Ebbene, esaminando i pensieri sono arrivato alla conclusione che essere viaggiatore non porto a scoprire il mondo ma a scoprire se stessi. Il viaggio lo si fa sempre dentro se stessi. Il sentirsi inutili nasce dal fatto che trovandosi di passaggio in un posto sconosciuto non puoi lasciare niente a questa comunità ne puoi conoscerla e amarla. Quindi i viaggi all' esterno di noi si devono fare scegliendo un posto e conoscerlo bene. Storicamente poi i nomdi non si muovono mai da soli, hanno sempre una comunità intorno che conoscono bene. Un agricoltore appassionato conosce così bene una singola pianta del suo giardino che ci trova un mondo dentro... quel giardino diventa immenso e grande, pieno e ricolmo di sfumature.
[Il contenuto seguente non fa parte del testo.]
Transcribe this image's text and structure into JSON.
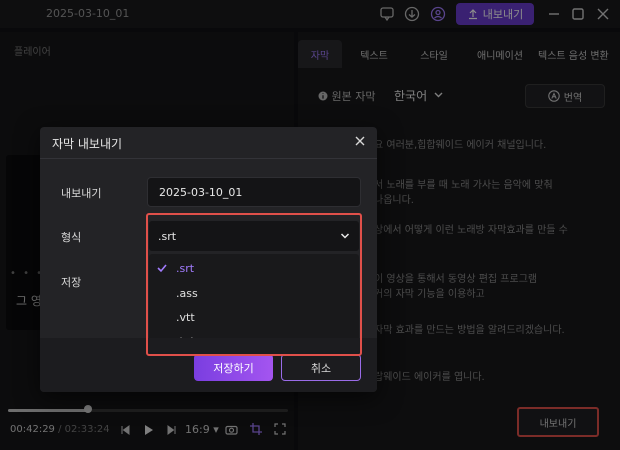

In conclusione forse mi sono rotto la palle di dedicarmi a cose grandi, voglio lavorare su cose piccole... che entrino in un metro di terra.... oppure in 40 centimetri quadrati e con un etro e 68 di altezza... ih ihih ih
Ieri ha piavuto anche qui a Firenze... ma oggi sento che la primavera è arrivata!
Anche il raffredore è il mal di testa è arrivato!
Ma maggio quando diamine arriva??
Bel concerto alla Citè... con il maestro Beccucci ala fisarmonica. Tanta bella gente, tanti bei amici. Le cose più impressionanti che ho visto sono state: Tutti quei cavolo di gioiellieri a ponte vecchio, il duomo troppo gigante, il ragno volante con la telecamera con cui i cinesi facevano le riprese.